We found an urgent need for information sharing and knowledge building for whānau that empower them to manage mate wareware within their unique contexts. This involves building their health literacy, in culturally relevant and meaningful ways so they can utilise the information to their benefit. We also found whānau were challenged when accessing services for a range of reasons, indicating whānau access to resources is a crucial consideration.

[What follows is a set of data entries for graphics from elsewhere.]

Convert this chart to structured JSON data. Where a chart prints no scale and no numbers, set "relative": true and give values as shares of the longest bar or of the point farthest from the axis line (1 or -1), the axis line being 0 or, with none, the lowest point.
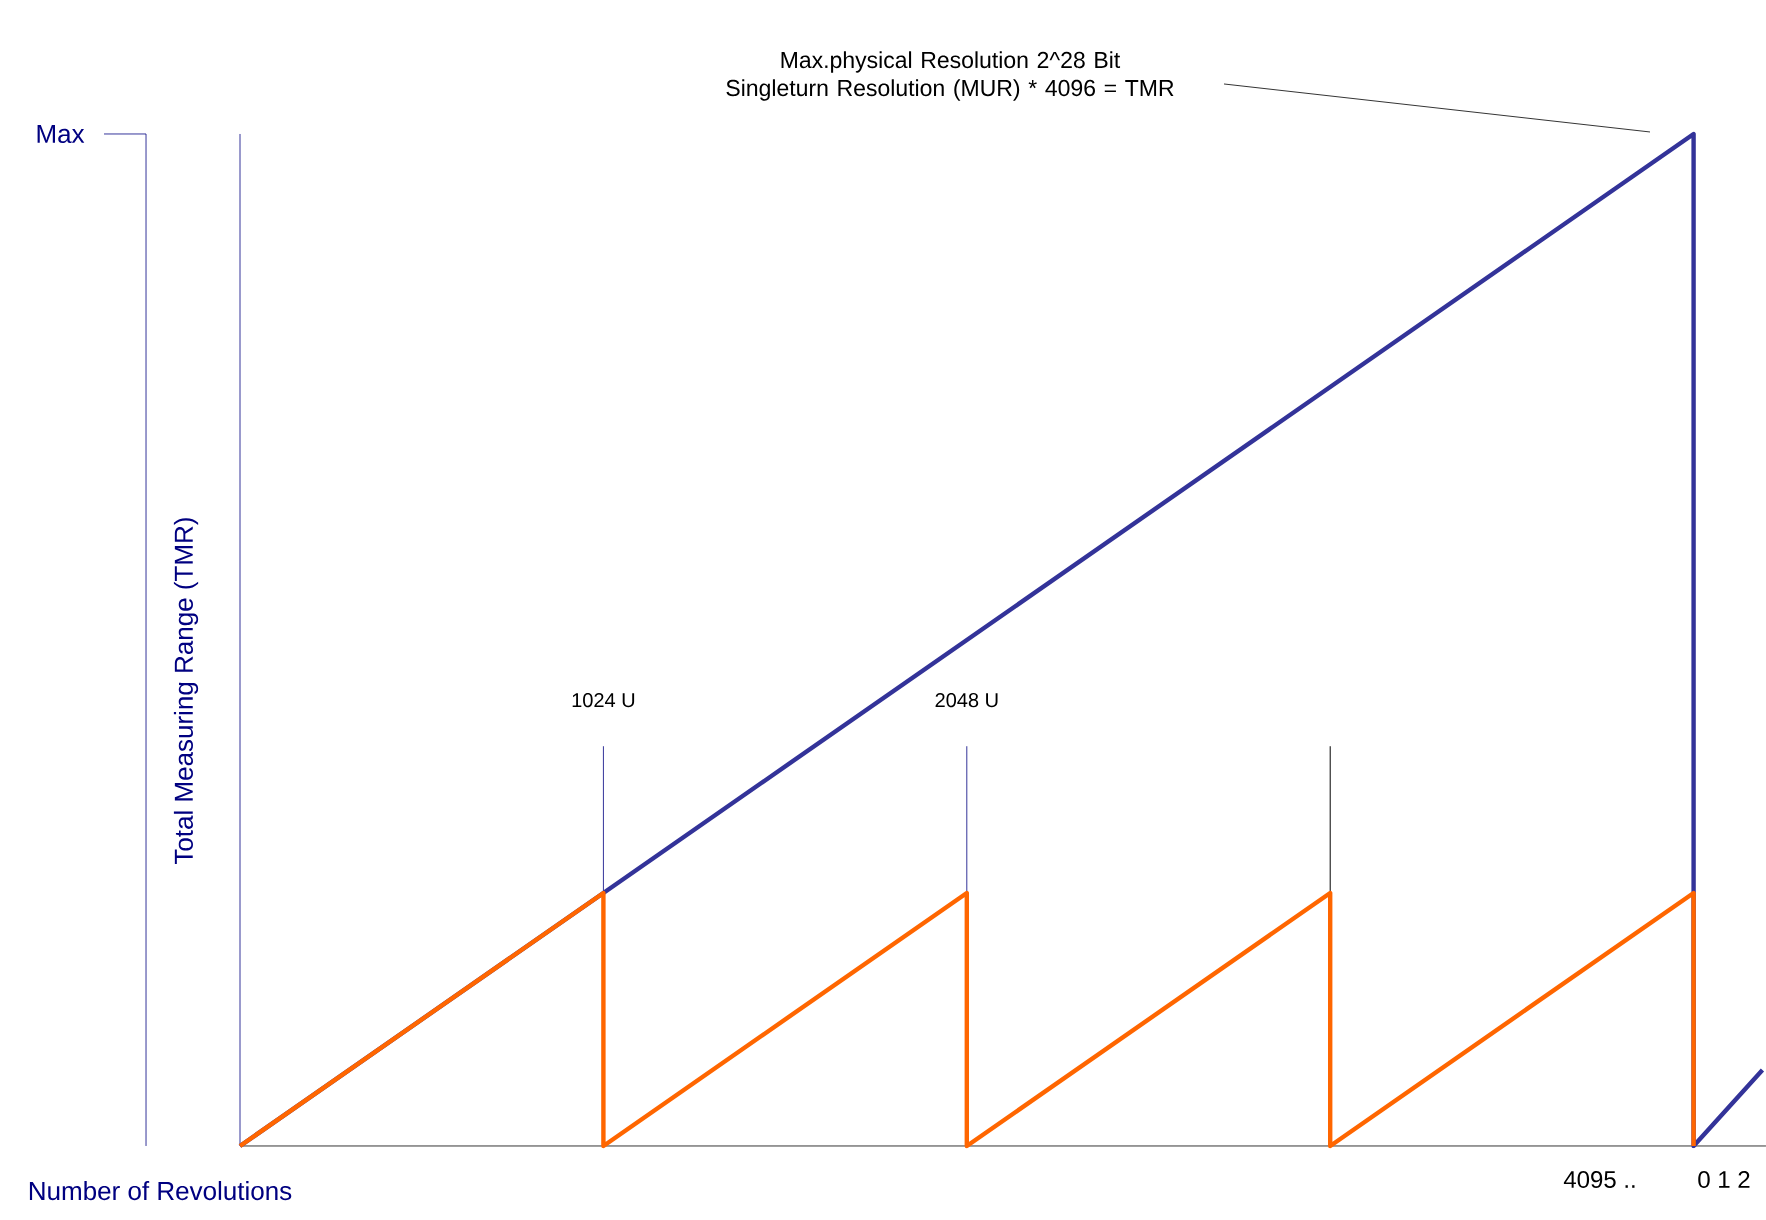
{
  "chart_data": {
    "type": "line",
    "relative": true,
    "xlabel": "Number of Revolutions",
    "ylabel": "Total Measuring Range (TMR)",
    "xlim": [
      0,
      4300
    ],
    "xticks": [
      {
        "value": 1024,
        "label": "1024 U"
      },
      {
        "value": 2048,
        "label": "2048 U"
      }
    ],
    "ref_lines": [
      {
        "axis": "x",
        "value": 1024,
        "color": "#333399"
      },
      {
        "axis": "x",
        "value": 2048,
        "color": "#333399"
      },
      {
        "axis": "x",
        "value": 3072,
        "color": "#000000"
      }
    ],
    "series": [
      {
        "color": "#333399",
        "x": [
          0,
          1024,
          4096,
          4096,
          4290
        ],
        "values": [
          0,
          0.25,
          1,
          0,
          0.075
        ]
      },
      {
        "color": "#ff6600",
        "x": [
          0,
          1024,
          1024,
          2048,
          2048,
          3072,
          3072,
          4096,
          4096
        ],
        "values": [
          0,
          0.25,
          0,
          0.25,
          0,
          0.25,
          0,
          0.25,
          0
        ]
      }
    ],
    "annotations": [
      "Max.physical Resolution 2^28 Bit Singleturn Resolution (MUR)  * 4096 = TMR",
      "Max",
      "4095 ..",
      "0 1 2"
    ],
    "marker": "none",
    "line_style": "solid"
  }
}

This research is the first to describe Māori understandings of the ageing brain and ‘dementia’ in particular. Mate wareware has emerged as the preferred term for what might be termed ‘dementia’ and the manifestations of the ageing brain, although for Māori these changes are likely to occur at younger ages than for Pākehā. This cultural concept clearly positions the importance of using te reo Māori (the Māori language), and is underpinned by mātauranga Māori. These findings strongly support use of the term mate wareware in place of dementia along with other preferred kupu (words) in te reo Māori, and approaches informed by mātauranga Māori. This should occur in all contact with whānau who may be experiencing changes in memory, behaviour, thinking and emotions.
Te Oranga Wairua has been identified as central to Māori thinking (Figure 1). Five key themes were identified from kaumātua around Aoteaora New Zealand: Ngā Pūtake (causes); Ngā Rongoā (protective factors); Aroha and Manaakitanga (acceptance of illness and behaviour change); Kaitiakitanga (caregiving); and Ngā Ratonga (dementia services). Te Oranga Wairua can be considered a deeply spiritual and uniquely Māori experience of connectivity. This links to previously published work emphasising the indication for cultural intervention when there is disruption to wairua.9,14,15
Effective care for someone with mate wareware must therefore include cultural practices to strengthen wairua of the whole whānau. In addition, whānau require information, support and collaborative relationships with healthcare providers to ensure delivery of culturally appropriate and comprehensive assessment and care. Healthcare providers need a more in-depth understanding of the ways in which Māori comprehend mate wareware and how whānau manage a member. This research contributes new knowledge to help bridge the gaps that exist for whānau and healthcare providers.